Home/Birth: A Poemic

Home/Birth: A Poemic was not a book I thought I would enjoy.  This was handed to me by my oldest friend over a plate of pancakes in an IHOP.  She is a poet.  I use the left side of my brain way too much.  She proved me wrong, again!  This book scratched so many different itches; my doula itch, my homebirth itch, my childbirth educator itch, my mama itch.  Are you itching to read it yet?  Don't take my word for it here is what my friend has to say.

The writers weave together reflections on their own birthing experiences and those of their mothers with other women's birth stories, as well as facts about birthing in America today, quotes from classic natural childbirth texts, the history of childbirth in the US and much more. It's a truly insightful look at how women birth and how it impacts our whole lives, our relationships with our children and beyond. The most striking thing about it is how they manage to be both passionate in their belief that most women would do better to birth at home and yet not off-putting to someone who would make a different decision. Both women also suffered from lost pregnancies/stillbirth and they also write about how much death and loss are a part of pregnancy and childbirth.
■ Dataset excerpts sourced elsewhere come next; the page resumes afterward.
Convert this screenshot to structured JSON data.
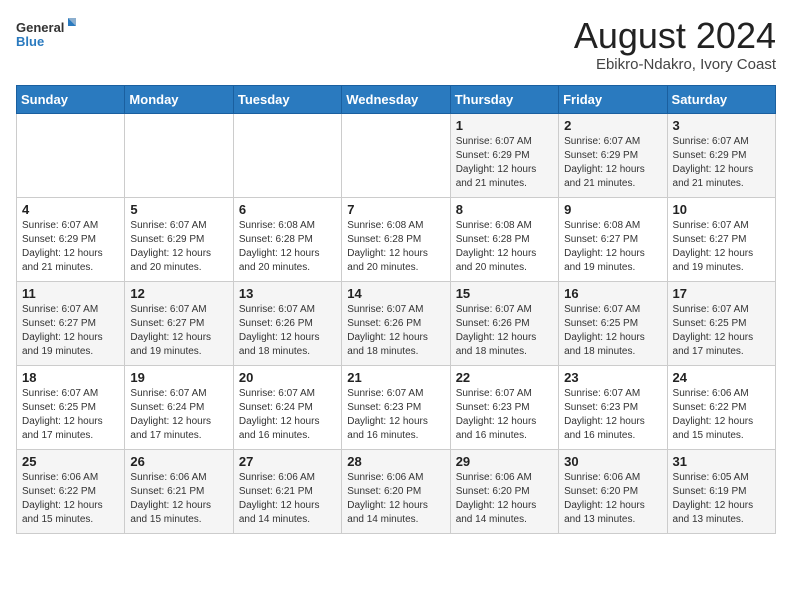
{
  "header": {
    "logo_line1": "General",
    "logo_line2": "Blue",
    "month_year": "August 2024",
    "location": "Ebikro-Ndakro, Ivory Coast"
  },
  "days_of_week": [
    "Sunday",
    "Monday",
    "Tuesday",
    "Wednesday",
    "Thursday",
    "Friday",
    "Saturday"
  ],
  "weeks": [
    [
      {
        "day": "",
        "info": ""
      },
      {
        "day": "",
        "info": ""
      },
      {
        "day": "",
        "info": ""
      },
      {
        "day": "",
        "info": ""
      },
      {
        "day": "1",
        "info": "Sunrise: 6:07 AM\nSunset: 6:29 PM\nDaylight: 12 hours\nand 21 minutes."
      },
      {
        "day": "2",
        "info": "Sunrise: 6:07 AM\nSunset: 6:29 PM\nDaylight: 12 hours\nand 21 minutes."
      },
      {
        "day": "3",
        "info": "Sunrise: 6:07 AM\nSunset: 6:29 PM\nDaylight: 12 hours\nand 21 minutes."
      }
    ],
    [
      {
        "day": "4",
        "info": "Sunrise: 6:07 AM\nSunset: 6:29 PM\nDaylight: 12 hours\nand 21 minutes."
      },
      {
        "day": "5",
        "info": "Sunrise: 6:07 AM\nSunset: 6:29 PM\nDaylight: 12 hours\nand 20 minutes."
      },
      {
        "day": "6",
        "info": "Sunrise: 6:08 AM\nSunset: 6:28 PM\nDaylight: 12 hours\nand 20 minutes."
      },
      {
        "day": "7",
        "info": "Sunrise: 6:08 AM\nSunset: 6:28 PM\nDaylight: 12 hours\nand 20 minutes."
      },
      {
        "day": "8",
        "info": "Sunrise: 6:08 AM\nSunset: 6:28 PM\nDaylight: 12 hours\nand 20 minutes."
      },
      {
        "day": "9",
        "info": "Sunrise: 6:08 AM\nSunset: 6:27 PM\nDaylight: 12 hours\nand 19 minutes."
      },
      {
        "day": "10",
        "info": "Sunrise: 6:07 AM\nSunset: 6:27 PM\nDaylight: 12 hours\nand 19 minutes."
      }
    ],
    [
      {
        "day": "11",
        "info": "Sunrise: 6:07 AM\nSunset: 6:27 PM\nDaylight: 12 hours\nand 19 minutes."
      },
      {
        "day": "12",
        "info": "Sunrise: 6:07 AM\nSunset: 6:27 PM\nDaylight: 12 hours\nand 19 minutes."
      },
      {
        "day": "13",
        "info": "Sunrise: 6:07 AM\nSunset: 6:26 PM\nDaylight: 12 hours\nand 18 minutes."
      },
      {
        "day": "14",
        "info": "Sunrise: 6:07 AM\nSunset: 6:26 PM\nDaylight: 12 hours\nand 18 minutes."
      },
      {
        "day": "15",
        "info": "Sunrise: 6:07 AM\nSunset: 6:26 PM\nDaylight: 12 hours\nand 18 minutes."
      },
      {
        "day": "16",
        "info": "Sunrise: 6:07 AM\nSunset: 6:25 PM\nDaylight: 12 hours\nand 18 minutes."
      },
      {
        "day": "17",
        "info": "Sunrise: 6:07 AM\nSunset: 6:25 PM\nDaylight: 12 hours\nand 17 minutes."
      }
    ],
    [
      {
        "day": "18",
        "info": "Sunrise: 6:07 AM\nSunset: 6:25 PM\nDaylight: 12 hours\nand 17 minutes."
      },
      {
        "day": "19",
        "info": "Sunrise: 6:07 AM\nSunset: 6:24 PM\nDaylight: 12 hours\nand 17 minutes."
      },
      {
        "day": "20",
        "info": "Sunrise: 6:07 AM\nSunset: 6:24 PM\nDaylight: 12 hours\nand 16 minutes."
      },
      {
        "day": "21",
        "info": "Sunrise: 6:07 AM\nSunset: 6:23 PM\nDaylight: 12 hours\nand 16 minutes."
      },
      {
        "day": "22",
        "info": "Sunrise: 6:07 AM\nSunset: 6:23 PM\nDaylight: 12 hours\nand 16 minutes."
      },
      {
        "day": "23",
        "info": "Sunrise: 6:07 AM\nSunset: 6:23 PM\nDaylight: 12 hours\nand 16 minutes."
      },
      {
        "day": "24",
        "info": "Sunrise: 6:06 AM\nSunset: 6:22 PM\nDaylight: 12 hours\nand 15 minutes."
      }
    ],
    [
      {
        "day": "25",
        "info": "Sunrise: 6:06 AM\nSunset: 6:22 PM\nDaylight: 12 hours\nand 15 minutes."
      },
      {
        "day": "26",
        "info": "Sunrise: 6:06 AM\nSunset: 6:21 PM\nDaylight: 12 hours\nand 15 minutes."
      },
      {
        "day": "27",
        "info": "Sunrise: 6:06 AM\nSunset: 6:21 PM\nDaylight: 12 hours\nand 14 minutes."
      },
      {
        "day": "28",
        "info": "Sunrise: 6:06 AM\nSunset: 6:20 PM\nDaylight: 12 hours\nand 14 minutes."
      },
      {
        "day": "29",
        "info": "Sunrise: 6:06 AM\nSunset: 6:20 PM\nDaylight: 12 hours\nand 14 minutes."
      },
      {
        "day": "30",
        "info": "Sunrise: 6:06 AM\nSunset: 6:20 PM\nDaylight: 12 hours\nand 13 minutes."
      },
      {
        "day": "31",
        "info": "Sunrise: 6:05 AM\nSunset: 6:19 PM\nDaylight: 12 hours\nand 13 minutes."
      }
    ]
  ]
}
And it's lovely, too, very poetic even with all it includes. There are questions and phrases that they come back to again and again throughout the book, such as, Who are the villains here? ("Is the epidural the villain here?... Is pitocin the villain here?... Is the culture that fears birth the villain here?") and the idea of needing to talk ("We need to talk about it: sometimes babies die... We have hardly begun to talk about our mothers... We haven't even begun talking about how it is in the rest of the world...").

I definitely cried a lot reading this book, but it was more helpful than any childbirth book I read during my first pregnancy--not just more information and more stories, though that was great, but I actually feel somehow almost cleansed of fear and anxiety as I head into the last trimester of my second pregnancy."

Who doesn't deserve a little cleansing right before a beautiful birth?